Sebelum masuk bootcamp koding dari Impact Byte, mereka berdua rajin belajar koding dari beberapa course online. "Saya pribadi beli course-course online seperti di Udemy, Freecodecamp, codecademy", kata Manda. "Jadi memang basicnya kami sudah mengerti, tapi di sini kami diajarkan lebih dalam lagi. Misalnya ada Redux, itu kalau belajar sendiri mungkin agak susah, ya. Jadi kami harus dijelasin dulu", tambahnya.

Menurut Detha, kehadiran mentor atau orang yang dapat ditanya-tanya tiap saat jika menemui kesulitan juga dirasa penting. "Buat saya, yang paling penting kalau belajar itu adalah ada orang yang bisa ditanyain, dan di sini ada mentor yang bisa ditanya kalau tidak mengerti", kata Detha.

Sumber: Dokumentasi Impact Byte

Lalu apakah benar kurikulum yang diajarkan di Impact Byte semuanya terpakai di dunia kerja?

"Sebenarnya kalau di start-up yang sedang besar saat ini, semua materinya terpakai. Rata-rata vacancy dari start-up tersebut menggunakan stack yang sama dengan yang kita pelajari di Impact Byte", jawab Manda. "Tapi karena saat ini kami bekerja di sister company Hana Bank yang merupakan industri perbankan, mereka kebanyakan memakai bahasa pemrograman C dan Java. Yang kepake dikit-dikit sih JavaScript dan HTML", tambahnya.

"Mungkin untuk pindah ke stack yang terbaru menurut mereka akan terlalu lama dan berat karena data di perbankan itu banyak sekali", jelas Manda.

Buat saya, yang paling penting dalam belajar itu adalah ada orang yang bisa ditanya. — Detha

Menurut mereka, belajar di Impact Byte sangat recommended terutama bagi orang-orang dari non-IT. Kebutuhan di industri sangat besar. Buktinya, di kantor mereka sendiri, NextTI, menargetkan 50 orang developer untuk direkrut.

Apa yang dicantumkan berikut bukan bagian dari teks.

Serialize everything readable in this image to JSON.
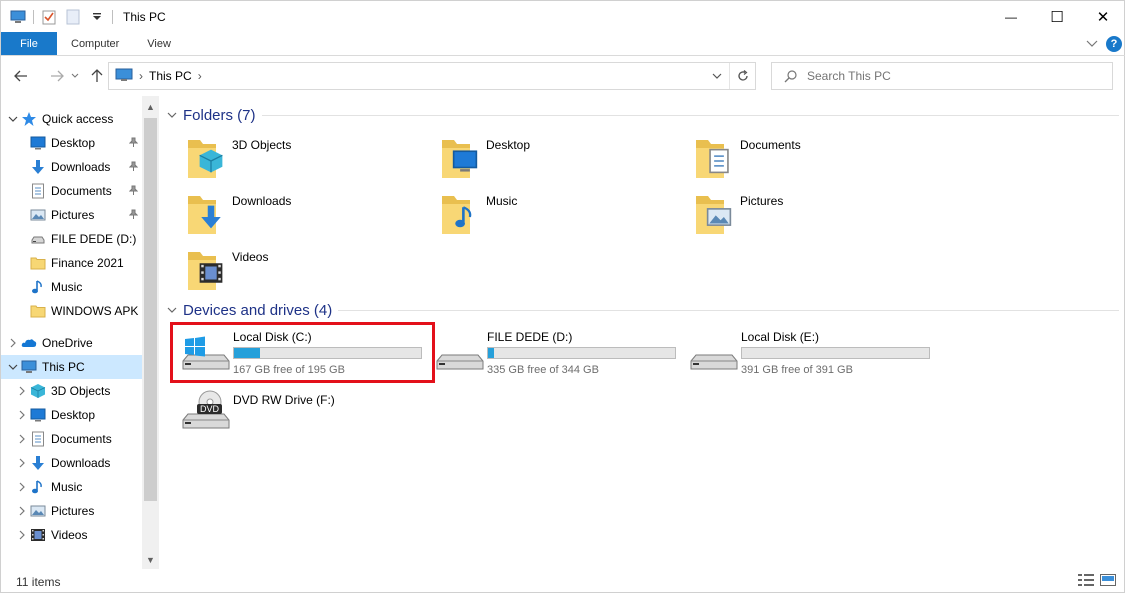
{
  "window": {
    "title": "This PC",
    "minimize_glyph": "—",
    "maximize_glyph": "☐",
    "close_glyph": "✕"
  },
  "ribbon": {
    "tabs": [
      "File",
      "Computer",
      "View"
    ],
    "help_label": "?"
  },
  "address": {
    "crumbs": [
      "This PC"
    ]
  },
  "search": {
    "placeholder": "Search This PC"
  },
  "navpane": {
    "items": [
      {
        "label": "Quick access",
        "icon": "star-icon",
        "level": 0,
        "expander": "v"
      },
      {
        "label": "Desktop",
        "icon": "desktop-icon",
        "level": 1,
        "pinned": true
      },
      {
        "label": "Downloads",
        "icon": "downloads-icon",
        "level": 1,
        "pinned": true
      },
      {
        "label": "Documents",
        "icon": "documents-icon",
        "level": 1,
        "pinned": true
      },
      {
        "label": "Pictures",
        "icon": "pictures-icon",
        "level": 1,
        "pinned": true
      },
      {
        "label": "FILE DEDE (D:)",
        "icon": "drive-icon",
        "level": 1
      },
      {
        "label": "Finance 2021",
        "icon": "folder-icon",
        "level": 1
      },
      {
        "label": "Music",
        "icon": "music-icon",
        "level": 1
      },
      {
        "label": "WINDOWS APK",
        "icon": "folder-icon",
        "level": 1
      },
      {
        "label": "OneDrive",
        "icon": "onedrive-icon",
        "level": 0,
        "expander": ">"
      },
      {
        "label": "This PC",
        "icon": "this-pc-icon",
        "level": 0,
        "expander": "v",
        "selected": true
      },
      {
        "label": "3D Objects",
        "icon": "3d-objects-icon",
        "level": 1,
        "expander": ">"
      },
      {
        "label": "Desktop",
        "icon": "desktop-icon",
        "level": 1,
        "expander": ">"
      },
      {
        "label": "Documents",
        "icon": "documents-icon",
        "level": 1,
        "expander": ">"
      },
      {
        "label": "Downloads",
        "icon": "downloads-icon",
        "level": 1,
        "expander": ">"
      },
      {
        "label": "Music",
        "icon": "music-icon",
        "level": 1,
        "expander": ">"
      },
      {
        "label": "Pictures",
        "icon": "pictures-icon",
        "level": 1,
        "expander": ">"
      },
      {
        "label": "Videos",
        "icon": "videos-icon",
        "level": 1,
        "expander": ">"
      }
    ]
  },
  "content": {
    "folders_header": "Folders (7)",
    "drives_header": "Devices and drives (4)",
    "folders": [
      {
        "label": "3D Objects",
        "overlay": "3d-objects-icon"
      },
      {
        "label": "Desktop",
        "overlay": "desktop-icon"
      },
      {
        "label": "Documents",
        "overlay": "documents-icon"
      },
      {
        "label": "Downloads",
        "overlay": "downloads-icon"
      },
      {
        "label": "Music",
        "overlay": "music-icon"
      },
      {
        "label": "Pictures",
        "overlay": "pictures-icon"
      },
      {
        "label": "Videos",
        "overlay": "videos-icon"
      }
    ],
    "drives": [
      {
        "name": "Local Disk (C:)",
        "free": "167 GB free of 195 GB",
        "used_fraction": 0.14,
        "icon": "windows-drive-icon",
        "highlighted": true
      },
      {
        "name": "FILE DEDE (D:)",
        "free": "335 GB free of 344 GB",
        "used_fraction": 0.03,
        "icon": "drive-icon"
      },
      {
        "name": "Local Disk (E:)",
        "free": "391 GB free of 391 GB",
        "used_fraction": 0.0,
        "icon": "drive-icon"
      },
      {
        "name": "DVD RW Drive (F:)",
        "free": "",
        "icon": "dvd-drive-icon",
        "dvd_label": "DVD"
      }
    ]
  },
  "status": {
    "item_count": "11 items"
  },
  "colors": {
    "accent": "#1979ca",
    "selection": "#cce8ff",
    "group_header": "#1e3287",
    "highlight_box": "#e3101a",
    "bar_fill": "#26a0da"
  }
}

Pertanyaannya, bagaimana mungkin tenaga IT yang dibutuhkan masih kurang, sedangkan lulusan dari sekolah dengan latar belakang IT rasanya sangat banyak?

Sumber: Dokumentasi Impact Byte

"Mungkin, in my opinion, materi yang dipelajari di kuliah dan di sekolah dengan yang di dunia kerja itu beda dengan. Stack yang mereka gunakan mungkin tidak sesuai dengan kebutuhan industri saat ini", jelas Detha. "Rata-rata yang mengajar di bootcamp itu masih muda-muda, jadi update teknologi yang terkini. Kalau di sekolah dan kampus, mungkin yang mengajar masih menggunakan Stack yang lama", tambah Manda.

Di dunia kerja, fakta perbandingan jumlah perempuan di bidang IT lebih sedikit di banding jumlah laki-laki dibenarkan oleh Detha dan Manda. Hal ini berdasarkan pengalaman seorang teman perempuan mereka yang berada di divisi developer dengan perbandingan perempuan 1:5 dengan jumlah laki-lakinya.

Sumber: Dokumentasi Impact Byte

"Saya pernah baca di media sosial, ketika ada programmer perempuan, itu dipertanyakan. Tapi tidak dengan programmer laki-laki, biasa saja. Itu yang menandakan kenapa perempuan sebagai programmer itu special thing", jelas Manda. "Padahal programmer pertama di dunia itu perempuan", tambah Detha. "Jangan punya stigma kalau koding itu susah. Ibaratnya, setiap hal yang kita belum tahu itu kan at the first memang susah".

Saat ini, banyak hal telah beralih ke software. Dalam waktu dekat, diperkirakan akan lebih banyak demand untuk developer sehingga supply tenaga kerja juga harus mengimbangi. Berarti, saat ini sudah tidak lagi mempertimbangkan gender, laki-laki dan perempuan memiliki peluang yang sama dalam berkarir di bidang IT.